‘Ottawa’ Marc Lepine: Juggling a Full Plate
When Marc Lepine, chef-owner of the acclaimed Ottawa restaurant Atelier, was a teenager, he demonstrated flashes of brilliance. But they were at the chessboard and the piano, not in the kitchen.
For this future Canadian culinary champion, becoming a chef was completely out of mind. Meanwhile, Lepine came in second for Grade 11 students in a provincial chess tournament. He also threw himself into composing piano music in the style of Chopin, even though he didn’t take up piano until he was 16 or so.
Apart from that, Lepine was a “pretty average” student. He even failed a science course, which people now find funny given how much advanced cooking gear there is in Atelier’s unorthodox kitchen.
“My parents would say that I’ll apply myself if I have an interest.”
In the last few years, he’s applied himself sufficiently to put Atelier on Rochester Street on Canada’s fine-dining map. Most notably, Lepine has twice hoisted the Ottawa Gold Medal Plates trophy above his head.
He won the city’s top cooking contest in 2011, and in early 2012 came first in the Canadian Culinary Championships. Last November, he repeated his local Gold Medal Plates victory, and was the chef to beat at the national competition, held in Kelowna, B.C., on Feb. 5 and 6. He made history by winning the event for a second time with a dish that included smoked steelhead trout with miso-molasses glaze, cured pork belly, barley-and-corn porridge and corn-cob broth, paired with a single-vineyard chardonnay from Le Clos Jordanne in Niagara.
“Four years ago, we had advantages just because of our style. Chefs in Canada are getting more talented all the time. The skill level is higher across the country. It’s just only natural that the competition will be harder.”

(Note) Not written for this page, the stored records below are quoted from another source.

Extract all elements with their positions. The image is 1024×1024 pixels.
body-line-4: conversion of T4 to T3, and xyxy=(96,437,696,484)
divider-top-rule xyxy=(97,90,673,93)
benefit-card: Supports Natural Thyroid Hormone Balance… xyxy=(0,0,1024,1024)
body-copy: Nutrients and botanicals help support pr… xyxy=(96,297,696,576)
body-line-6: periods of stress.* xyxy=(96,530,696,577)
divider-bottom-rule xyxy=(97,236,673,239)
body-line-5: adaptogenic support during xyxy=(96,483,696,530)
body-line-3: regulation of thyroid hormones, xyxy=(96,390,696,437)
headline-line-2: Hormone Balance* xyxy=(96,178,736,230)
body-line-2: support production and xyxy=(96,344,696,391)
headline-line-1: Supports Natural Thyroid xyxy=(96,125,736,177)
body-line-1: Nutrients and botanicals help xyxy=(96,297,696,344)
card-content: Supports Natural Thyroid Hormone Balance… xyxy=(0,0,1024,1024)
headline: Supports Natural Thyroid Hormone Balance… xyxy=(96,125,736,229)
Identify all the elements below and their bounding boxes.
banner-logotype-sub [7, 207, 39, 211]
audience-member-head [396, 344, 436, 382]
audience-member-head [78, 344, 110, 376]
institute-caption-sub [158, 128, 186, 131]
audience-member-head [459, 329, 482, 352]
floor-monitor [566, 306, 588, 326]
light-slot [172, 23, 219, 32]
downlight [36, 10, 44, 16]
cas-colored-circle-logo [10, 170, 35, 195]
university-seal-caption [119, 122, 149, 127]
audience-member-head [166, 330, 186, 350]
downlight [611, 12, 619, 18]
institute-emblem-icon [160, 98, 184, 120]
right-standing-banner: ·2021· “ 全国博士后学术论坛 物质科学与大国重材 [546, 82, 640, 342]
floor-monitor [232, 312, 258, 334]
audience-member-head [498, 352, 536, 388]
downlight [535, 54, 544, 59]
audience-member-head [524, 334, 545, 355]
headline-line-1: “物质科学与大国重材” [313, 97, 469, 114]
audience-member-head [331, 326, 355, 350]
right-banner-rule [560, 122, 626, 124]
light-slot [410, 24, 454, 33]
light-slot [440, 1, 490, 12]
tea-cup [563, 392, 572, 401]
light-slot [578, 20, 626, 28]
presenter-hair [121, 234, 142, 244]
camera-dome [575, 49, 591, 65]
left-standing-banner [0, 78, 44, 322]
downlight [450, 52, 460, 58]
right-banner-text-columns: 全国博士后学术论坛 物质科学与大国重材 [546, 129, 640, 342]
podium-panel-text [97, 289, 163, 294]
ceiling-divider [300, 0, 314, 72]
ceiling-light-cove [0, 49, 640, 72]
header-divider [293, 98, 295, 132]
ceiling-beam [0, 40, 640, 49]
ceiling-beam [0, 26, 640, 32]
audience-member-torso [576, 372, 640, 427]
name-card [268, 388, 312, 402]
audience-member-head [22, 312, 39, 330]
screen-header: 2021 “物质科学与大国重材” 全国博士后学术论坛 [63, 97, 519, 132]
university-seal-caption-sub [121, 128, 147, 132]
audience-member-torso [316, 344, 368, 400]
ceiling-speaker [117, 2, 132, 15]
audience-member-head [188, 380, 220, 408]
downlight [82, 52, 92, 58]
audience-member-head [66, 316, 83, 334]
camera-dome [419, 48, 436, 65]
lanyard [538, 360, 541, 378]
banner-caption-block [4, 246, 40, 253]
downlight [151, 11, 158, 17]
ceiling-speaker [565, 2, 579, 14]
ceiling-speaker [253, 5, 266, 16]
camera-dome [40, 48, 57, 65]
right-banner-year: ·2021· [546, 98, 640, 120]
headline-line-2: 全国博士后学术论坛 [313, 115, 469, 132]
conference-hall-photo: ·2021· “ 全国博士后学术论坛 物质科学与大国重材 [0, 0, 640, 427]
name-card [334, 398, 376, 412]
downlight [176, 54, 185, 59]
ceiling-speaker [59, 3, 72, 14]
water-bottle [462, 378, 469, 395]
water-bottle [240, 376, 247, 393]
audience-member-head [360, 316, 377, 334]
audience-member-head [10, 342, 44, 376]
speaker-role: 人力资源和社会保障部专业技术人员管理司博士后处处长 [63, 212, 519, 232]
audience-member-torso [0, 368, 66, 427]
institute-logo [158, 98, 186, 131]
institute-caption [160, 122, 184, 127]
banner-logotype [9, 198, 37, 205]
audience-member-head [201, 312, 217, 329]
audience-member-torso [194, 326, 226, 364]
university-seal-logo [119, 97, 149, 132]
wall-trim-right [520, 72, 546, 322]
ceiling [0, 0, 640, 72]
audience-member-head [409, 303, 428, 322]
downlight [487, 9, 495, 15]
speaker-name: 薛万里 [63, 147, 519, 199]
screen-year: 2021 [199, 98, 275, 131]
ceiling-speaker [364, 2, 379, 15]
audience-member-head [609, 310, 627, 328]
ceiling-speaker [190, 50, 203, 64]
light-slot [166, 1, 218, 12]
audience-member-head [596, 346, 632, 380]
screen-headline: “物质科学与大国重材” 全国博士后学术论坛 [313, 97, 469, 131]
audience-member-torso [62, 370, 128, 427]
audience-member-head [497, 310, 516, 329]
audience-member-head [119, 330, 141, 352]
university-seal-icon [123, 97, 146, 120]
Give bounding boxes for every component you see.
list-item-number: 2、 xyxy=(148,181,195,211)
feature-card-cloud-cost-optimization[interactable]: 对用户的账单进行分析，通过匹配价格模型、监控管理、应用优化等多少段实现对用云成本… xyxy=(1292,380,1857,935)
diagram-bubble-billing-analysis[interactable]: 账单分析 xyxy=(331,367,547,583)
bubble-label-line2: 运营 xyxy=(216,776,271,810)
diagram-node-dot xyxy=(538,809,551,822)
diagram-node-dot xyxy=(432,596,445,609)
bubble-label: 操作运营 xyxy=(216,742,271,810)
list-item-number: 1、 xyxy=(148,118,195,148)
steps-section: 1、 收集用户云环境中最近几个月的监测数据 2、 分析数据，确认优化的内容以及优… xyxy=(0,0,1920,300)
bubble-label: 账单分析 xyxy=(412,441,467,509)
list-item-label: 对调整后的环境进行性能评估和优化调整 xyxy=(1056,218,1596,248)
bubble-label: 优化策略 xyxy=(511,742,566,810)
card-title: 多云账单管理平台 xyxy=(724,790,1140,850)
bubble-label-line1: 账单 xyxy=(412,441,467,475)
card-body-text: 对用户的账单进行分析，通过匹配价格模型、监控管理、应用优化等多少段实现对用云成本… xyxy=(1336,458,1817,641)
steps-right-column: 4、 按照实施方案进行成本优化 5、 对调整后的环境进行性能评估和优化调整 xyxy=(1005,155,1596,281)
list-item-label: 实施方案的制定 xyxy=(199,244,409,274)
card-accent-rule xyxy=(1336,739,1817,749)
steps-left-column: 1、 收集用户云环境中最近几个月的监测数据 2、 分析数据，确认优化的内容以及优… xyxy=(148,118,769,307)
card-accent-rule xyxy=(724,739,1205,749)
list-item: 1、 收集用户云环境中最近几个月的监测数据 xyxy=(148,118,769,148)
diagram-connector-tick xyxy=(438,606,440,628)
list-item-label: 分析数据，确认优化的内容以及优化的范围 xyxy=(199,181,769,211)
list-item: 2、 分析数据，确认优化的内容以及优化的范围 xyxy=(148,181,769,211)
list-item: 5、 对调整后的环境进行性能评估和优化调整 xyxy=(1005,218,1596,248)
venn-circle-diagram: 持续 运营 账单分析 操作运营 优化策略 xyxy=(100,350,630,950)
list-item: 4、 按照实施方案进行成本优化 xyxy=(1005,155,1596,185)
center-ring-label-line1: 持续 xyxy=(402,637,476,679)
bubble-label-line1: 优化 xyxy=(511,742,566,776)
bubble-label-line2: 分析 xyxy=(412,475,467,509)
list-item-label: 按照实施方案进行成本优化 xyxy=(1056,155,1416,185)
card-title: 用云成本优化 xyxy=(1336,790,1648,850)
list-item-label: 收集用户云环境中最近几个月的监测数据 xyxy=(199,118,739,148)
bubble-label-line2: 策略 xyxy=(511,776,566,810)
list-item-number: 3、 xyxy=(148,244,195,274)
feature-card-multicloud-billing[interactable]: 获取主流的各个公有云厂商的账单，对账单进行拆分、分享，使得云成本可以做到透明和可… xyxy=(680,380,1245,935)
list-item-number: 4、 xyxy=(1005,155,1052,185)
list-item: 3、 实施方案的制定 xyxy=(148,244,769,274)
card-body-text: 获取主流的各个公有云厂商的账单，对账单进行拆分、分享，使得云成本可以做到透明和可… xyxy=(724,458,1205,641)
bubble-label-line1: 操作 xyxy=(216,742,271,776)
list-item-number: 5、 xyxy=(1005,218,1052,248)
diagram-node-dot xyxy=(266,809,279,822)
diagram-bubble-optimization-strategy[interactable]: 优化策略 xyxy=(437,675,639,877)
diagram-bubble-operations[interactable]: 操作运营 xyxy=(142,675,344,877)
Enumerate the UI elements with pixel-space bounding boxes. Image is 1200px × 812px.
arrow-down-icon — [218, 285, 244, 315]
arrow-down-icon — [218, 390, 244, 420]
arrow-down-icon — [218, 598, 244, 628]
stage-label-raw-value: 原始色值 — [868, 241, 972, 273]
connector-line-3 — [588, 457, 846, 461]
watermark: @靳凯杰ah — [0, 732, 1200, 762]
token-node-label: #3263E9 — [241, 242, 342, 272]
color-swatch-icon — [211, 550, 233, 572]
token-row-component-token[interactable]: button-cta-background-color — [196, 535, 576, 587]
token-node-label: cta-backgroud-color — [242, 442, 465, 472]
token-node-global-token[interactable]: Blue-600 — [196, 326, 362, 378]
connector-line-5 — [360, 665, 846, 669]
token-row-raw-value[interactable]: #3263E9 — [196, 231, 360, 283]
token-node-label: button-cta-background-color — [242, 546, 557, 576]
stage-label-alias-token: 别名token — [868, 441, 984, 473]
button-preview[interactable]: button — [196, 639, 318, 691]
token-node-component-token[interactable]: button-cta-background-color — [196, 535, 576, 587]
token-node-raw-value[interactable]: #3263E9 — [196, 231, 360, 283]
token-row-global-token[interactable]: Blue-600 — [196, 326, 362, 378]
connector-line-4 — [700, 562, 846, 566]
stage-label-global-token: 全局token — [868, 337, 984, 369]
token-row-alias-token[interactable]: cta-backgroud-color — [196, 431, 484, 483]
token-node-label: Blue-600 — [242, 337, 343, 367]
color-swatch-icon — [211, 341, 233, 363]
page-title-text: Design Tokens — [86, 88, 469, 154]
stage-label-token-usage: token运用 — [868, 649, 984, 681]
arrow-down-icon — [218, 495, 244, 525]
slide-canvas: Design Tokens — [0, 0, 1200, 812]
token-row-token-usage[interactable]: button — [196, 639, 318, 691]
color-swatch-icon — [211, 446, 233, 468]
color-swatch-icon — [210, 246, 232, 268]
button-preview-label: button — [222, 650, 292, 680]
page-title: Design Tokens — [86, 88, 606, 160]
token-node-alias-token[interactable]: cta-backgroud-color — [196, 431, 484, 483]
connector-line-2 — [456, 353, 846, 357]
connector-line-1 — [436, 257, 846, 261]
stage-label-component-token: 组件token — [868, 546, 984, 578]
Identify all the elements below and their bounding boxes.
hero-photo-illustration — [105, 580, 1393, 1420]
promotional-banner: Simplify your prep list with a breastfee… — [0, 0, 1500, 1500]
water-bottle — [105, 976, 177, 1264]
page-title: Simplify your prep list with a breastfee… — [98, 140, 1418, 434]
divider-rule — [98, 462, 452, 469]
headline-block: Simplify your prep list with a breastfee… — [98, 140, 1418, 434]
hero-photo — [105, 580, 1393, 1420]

Now that the competition is over, Lepine is able to devote more energy to bringing his tiny and intriguing second restaurant into the world. The six-seat THRU is to open sometime in the next several weeks in the same building as Atelier on the second floor. The space was designed by Heidi Helm of Urbanomic Interior Design.
“The physical space is all set to go,” he says, but it remains for him to refine its menu and service details. For now, he won’t elaborate about the restaurant other than to say, “It’s something that you kind of have to experience.”
Lepine, 39, remains disarmingly mild-mannered, lacking the oversized ego and bluster that can mark some other high-flying chefs.
While he’s renowned for remarkable, elaborate dishes and his use of the latest cooking technology and techniques, at the end of his work day, Lepine’s an ordinary family man — a father of two who lives in Gatineau because he could afford a bigger yard there.
He says he basically stumbled into the field where he now clearly excels.
“I’m not a romantic story, like I cooked with my grandmother,” Lepine says. “My wife says that cooking chose me, I didn’t choose cooking.”
Growing up in Kincardine on the shores of Lake Huron, Lepine took a part-time, menial job at the small town’s top restaurant. Liking the kitchen’s atmosphere led him to study culinary arts at Canadore College in North Bay and then at Toronto’s George Brown College.
“I like working on my feet, like the creativity. I like working with people, like the constant learning.”
“The world’s full of ingredients. You could never work your way through all of them,” adds the chef who, at his most extreme, has served crispy fried duck tongues and even deep-fried beaver tail skins.
After cooking at Bartlett Lodge in Algonquin Park, and in Toronto, Italy and France, Lepine and his wife moved to Ottawa in the early 2000s. A job as executive chef at the Courtyard Restaurant in the ByWard Market drew him here, as did Algonquin College’s sommelier program. But Lepine was also thinking ahead to where he wanted to raise a family, and even open his own restaurant.
For six years, he ran the Courtyard’s kitchen, and was given lots of room to pursue modernist cooking, employing the latest gear and methods. For example, Lepine became known as the Ottawa chef using liquid nitrogen to make ice cream or shuck oysters.
“Suddenly there was this plethora of new ingredients and techniques, stuff I had never heard of. I was curious. I wanted to try some of this stuff out.”
Leaving the Courtyard, he opened Atelier in 2008. He was inspired in part by the famous and cutting-edge Chicago restaurant Alinea, where Lepine did a weeklong internship months before launching his own place.
Then, as now, Atelier serves Ottawa’s only highly curated and at times avant-garde 12-course tasting menu. However, its food had evolved, Lepine says.
“In the earlier years, we were more focused on getting across what made us different, showing people more abstract stuff. Now we have all of those techniques available and we use them when we think they’re going make something better. But we don’t go out of our way to make something specifically for the sake of making it. Everything has to have a purpose.”